France isn't the only big country getting ready to ditch fossil fuel vehicles. The UK is planning to ban sales of new fossil fuel-powered vehicles (including vans) from 2040. It's all about improving air quality, the government claims: airborne pollution is the "biggest environmental risk" to public health, and cutting off sales will help tackle pollution quickly. The move is part of a larger, £3 billion ($3.9 billion) strategy that will call on local government to retrofit buses, alter roads and even tweak traffic light patterns in the names of lower emissions and greater efficiency.
There have been hopes that officials would charge fees for driving in specific areas (such as London's planned zero emission zone) or institute pollution-oriented taxes, but the government wants to avoid measures that could be interpreted as punishing drivers.
Not everyone is happy with the plans. Greenpeace tells the Guardian that this plan is "miles away" from achieving its goal of rapidly cutting pollution. There need to be clean air zones, Greenpeace says, and more funding to tackle local pollution.

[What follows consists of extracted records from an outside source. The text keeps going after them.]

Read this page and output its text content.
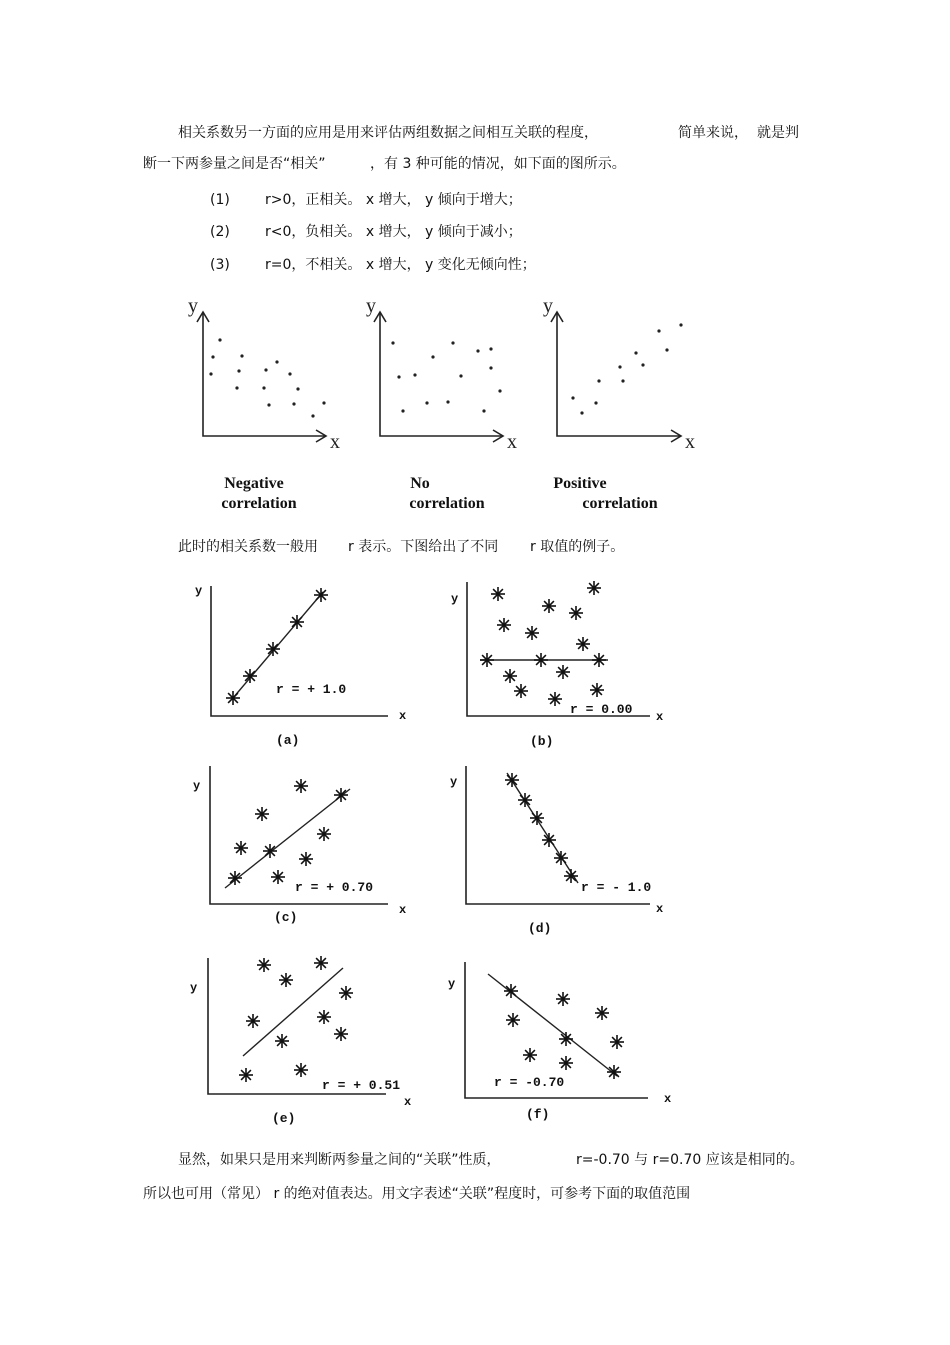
相关系数另一方面的应用是用来评估两组数据之间相互关联的程度，	简单来说， 就是判
断一下两参量之间是否“相关”	，有 3 种可能的情况，如下面的图所示。
(1)	r>0，正相关。 x 增大， y 倾向于增大；
(2)	r<0，负相关。 x 增大， y 倾向于减小；
(3)	r=0，不相关。 x 增大， y 变化无倾向性；
y
x
y
x
y
x
Negative
correlation
No
correlation
Positive
correlation
此时的相关系数一般用 r 表示。下图给出了不同 r 取值的例子。
y
x
r = + 1.0
(a)
y
x
r = 0.00
(b)
y
x
r = + 0.70
(c)
y
x
r = - 1.0
(d)
y
x
r = + 0.51
(e)
y
x
r = -0.70
(f)
显然，如果只是用来判断两参量之间的“关联”性质，	r=-0.70 与 r=0.70 应该是相同的。
所以也可用（常见） r 的绝对值表达。用文字表述“关联”程度时，可参考下面的取值范围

The sales cutoff certainly won't address car-based pollution in the short term -- you won't have incentives to ditch your car before 2040, and you could keep driving your vehicle for a while longer than that.

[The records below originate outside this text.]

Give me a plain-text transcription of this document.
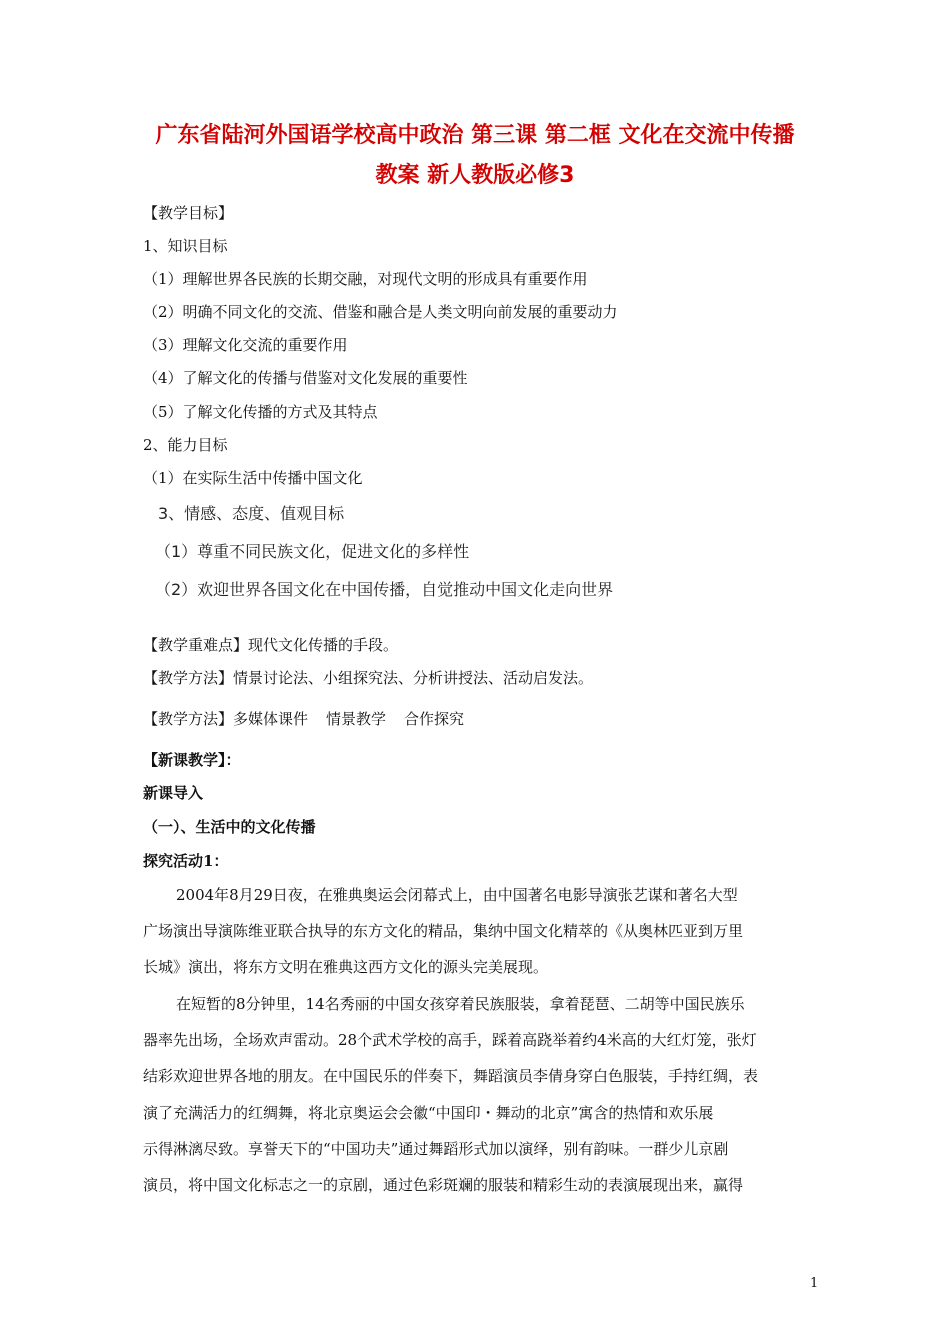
广东省陆河外国语学校高中政治 第三课 第二框 文化在交流中传播
教案 新人教版必修3
【教学目标】
1、知识目标
（1）理解世界各民族的长期交融，对现代文明的形成具有重要作用
（2）明确不同文化的交流、借鉴和融合是人类文明向前发展的重要动力
（3）理解文化交流的重要作用
（4）了解文化的传播与借鉴对文化发展的重要性
（5）了解文化传播的方式及其特点
2、能力目标
（1）在实际生活中传播中国文化
3、情感、态度、值观目标
（1）尊重不同民族文化，促进文化的多样性
（2）欢迎世界各国文化在中国传播，自觉推动中国文化走向世界
【教学重难点】现代文化传播的手段。
【教学方法】情景讨论法、小组探究法、分析讲授法、活动启发法。
【教学方法】多媒体课件 情景教学 合作探究
【新课教学】：
新课导入
（一）、生活中的文化传播
探究活动1：
2004年8月29日夜，在雅典奥运会闭幕式上，由中国著名电影导演张艺谋和著名大型
广场演出导演陈维亚联合执导的东方文化的精品，集纳中国文化精萃的《从奥林匹亚到万里
长城》演出，将东方文明在雅典这西方文化的源头完美展现。
在短暂的8分钟里，14名秀丽的中国女孩穿着民族服装，拿着琵琶、二胡等中国民族乐
器率先出场，全场欢声雷动。28个武术学校的高手，踩着高跷举着约4米高的大红灯笼，张灯
结彩欢迎世界各地的朋友。在中国民乐的伴奏下，舞蹈演员李倩身穿白色服装，手持红绸，表
演了充满活力的红绸舞，将北京奥运会会徽“中国印・舞动的北京”寓含的热情和欢乐展
示得淋漓尽致。享誉天下的“中国功夫”通过舞蹈形式加以演绎，别有韵味。一群少儿京剧
演员，将中国文化标志之一的京剧，通过色彩斑斓的服装和精彩生动的表演展现出来，赢得
1
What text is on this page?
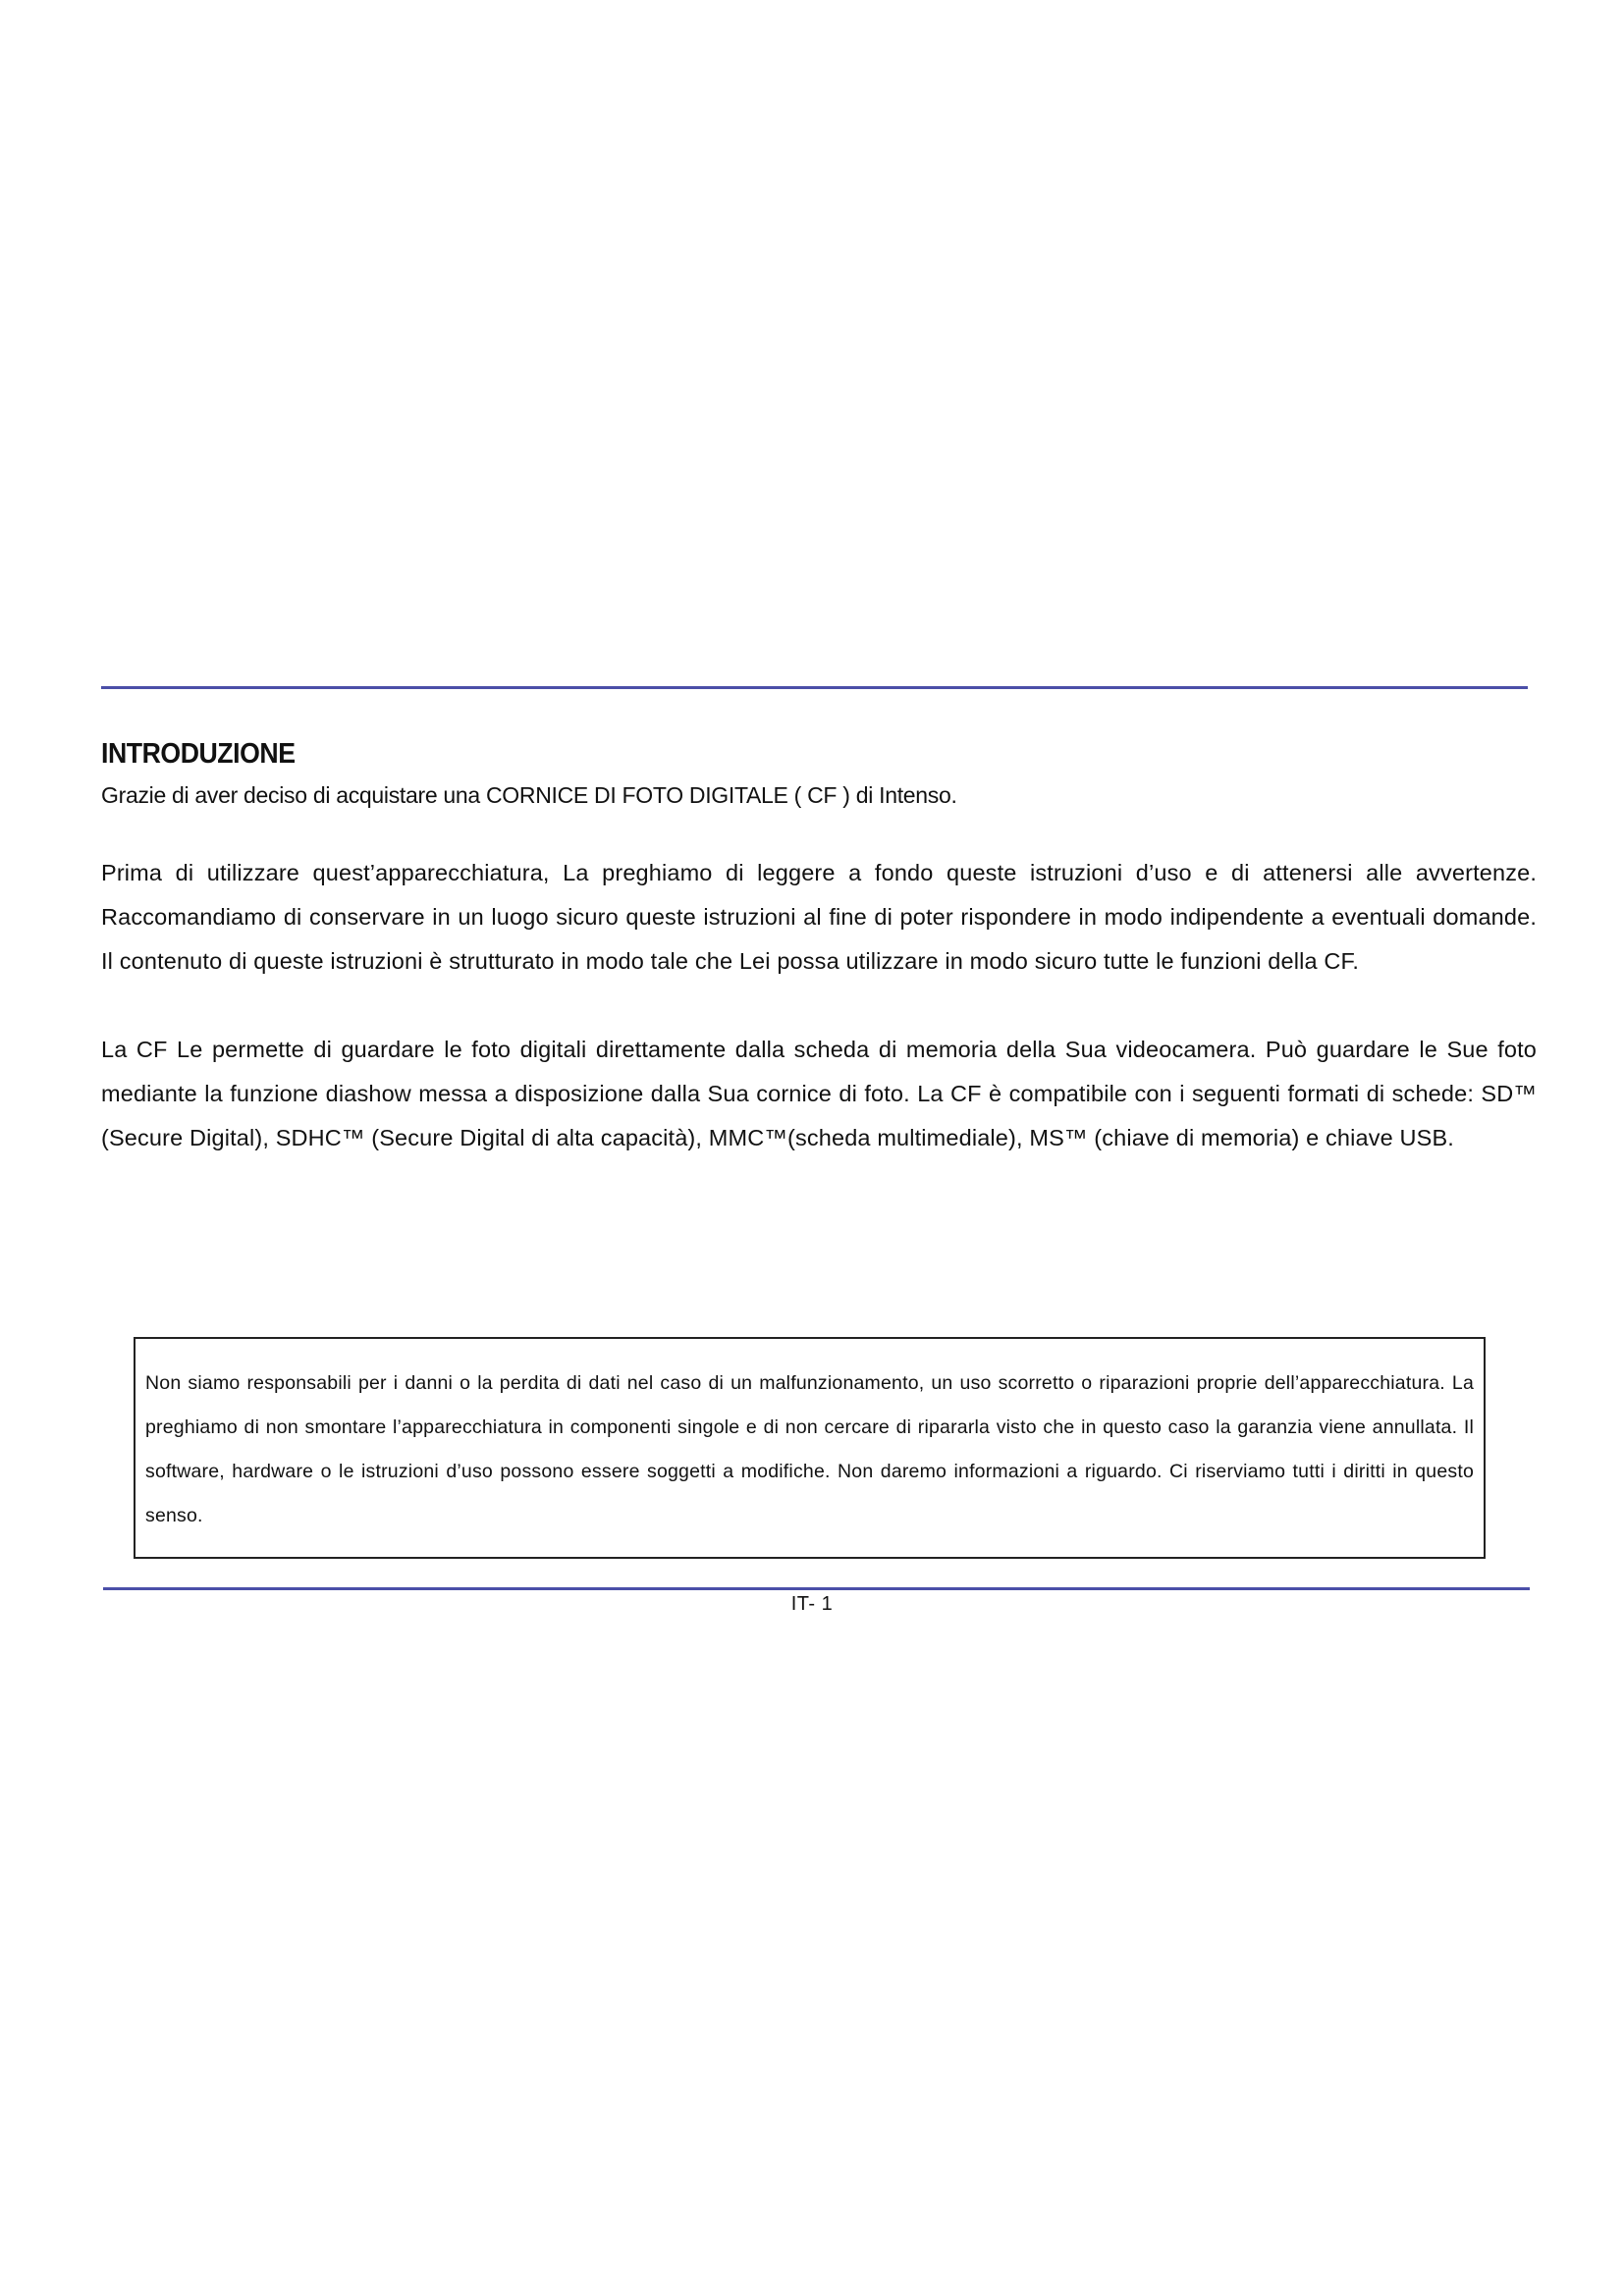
INTRODUZIONE

Grazie di aver deciso di acquistare una CORNICE DI FOTO DIGITALE ( CF ) di Intenso.

Prima di utilizzare quest’apparecchiatura, La preghiamo di leggere a fondo queste istruzioni d’uso e di attenersi alle avvertenze. Raccomandiamo di conservare in un luogo sicuro queste istruzioni al fine di poter rispondere in modo indipendente a eventuali domande. Il contenuto di queste istruzioni è strutturato in modo tale che Lei possa utilizzare in modo sicuro tutte le funzioni della CF.

La CF Le permette di guardare le foto digitali direttamente dalla scheda di memoria della Sua videocamera. Può guardare le Sue foto mediante la funzione diashow messa a disposizione dalla Sua cornice di foto. La CF è compatibile con i seguenti formati di schede: SD™ (Secure Digital), SDHC™ (Secure Digital di alta capacità), MMC™(scheda multimediale), MS™ (chiave di memoria) e chiave USB.

Non siamo responsabili per i danni o la perdita di dati nel caso di un malfunzionamento, un uso scorretto o riparazioni proprie dell’apparecchiatura. La preghiamo di non smontare l’apparecchiatura in componenti singole e di non cercare di ripararla visto che in questo caso la garanzia viene annullata. Il software, hardware o le istruzioni d’uso possono essere soggetti a modifiche. Non daremo informazioni a riguardo. Ci riserviamo tutti i diritti in questo senso.

IT- 1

Still, it's a big step. The UK is one of the world's most important car markets, and a fossil fuel car ban there will dictate what automakers around the world do with their lineups. This won't be particularly difficult for British brands like Aston Martin and Jaguar, some of which are already moving toward electric cars, but they will have to say goodbye to a lot of their engine work within two decades. The automotive landscape was already going to change with the rise of EVs, to be clear -- the UK is just giving it a big nudge in that direction.